MPs hear how only a third of children in England with mental health problems get NHS help.
Government plans for mental health support teams in a third of schools in England by 2022-23 lack ambition and need to be stepped up, MPs have heard.
Children’s wellbeing expert Lord Layard urged the Commons education committee to push for a national rollout before the end of this Parliament.
He also said only a third of children with diagnosable mental ill health get support from specialist NHS services.
The figure was “shocking” and the situation was “unbelievable”, he said.
The government aims to have 400 mental health support teams covering a third of pupils by 2023.
The teams offer lower level mental health support in groups of schools, mainly via NHS wellbeing practitioners who have received bespoke training.
But the demand for support has risen substantially recently. Last week, the BBC revealed a 77% increase in referrals to specialist services.
The committee heard there were serious problems in accessing support at this end of the spectrum.

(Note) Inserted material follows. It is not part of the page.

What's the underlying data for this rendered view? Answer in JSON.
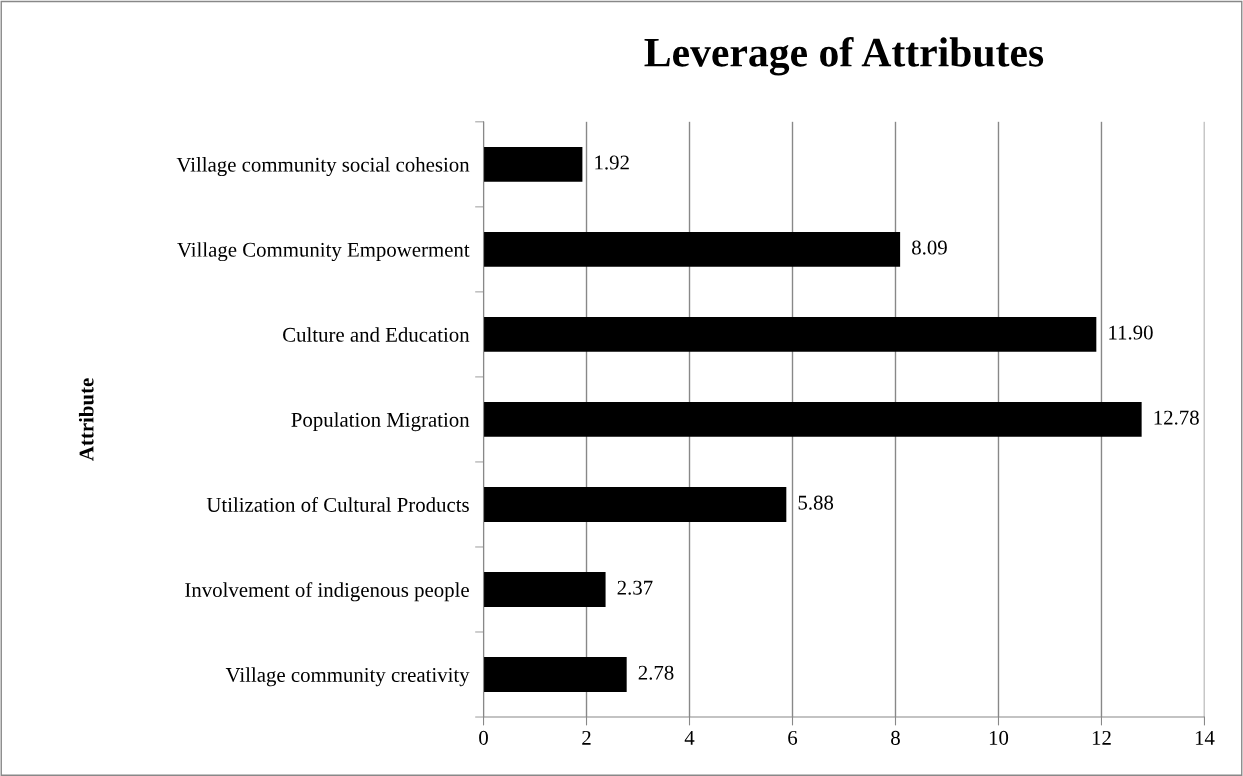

Lord Layard told the committee: “The young people in the most trouble are the people who are diagnosable – we are talking about 10% of our children.
“The shocking thing is that only about a third of these children get any form of specialist support. This is much worse than for adults.”
He added: “It’s unbelievable that we have that situation, we have CAMHS (child and adolescent mental health services) that has such a high threshold – unless you’re stabbing your sister, or something like, that you’re assessed not to be bad enough.
“And until recently there have been no resources for anyone below the CAMHS threshold.”
This figure is in line with the latest report from England’s children’s commissioner, which analysed children’s access to treatment and found 32% of children with a diagnosable mental health need were accessing treatment in 2020-21.
Mouhssin Ismail, principal of Newham Collegiate Sixth Form in east London, which has its own counsellors in school, said demand was out-stripping supply.
“Even when we refer to CAMHS, the waiting lists are significant and the students that need the help are not getting it in a timely manner,” he said.
Catherine Roach, chief executive of Place2Be children’s mental health charity – which has teams embedded in schools – said children were coming forward with really severe needs.
She said the government’s mental health support teams were a good initiative, but they needed to be everywhere.
The committee also heard how children who had poor wellbeing tended to do less well in their studies.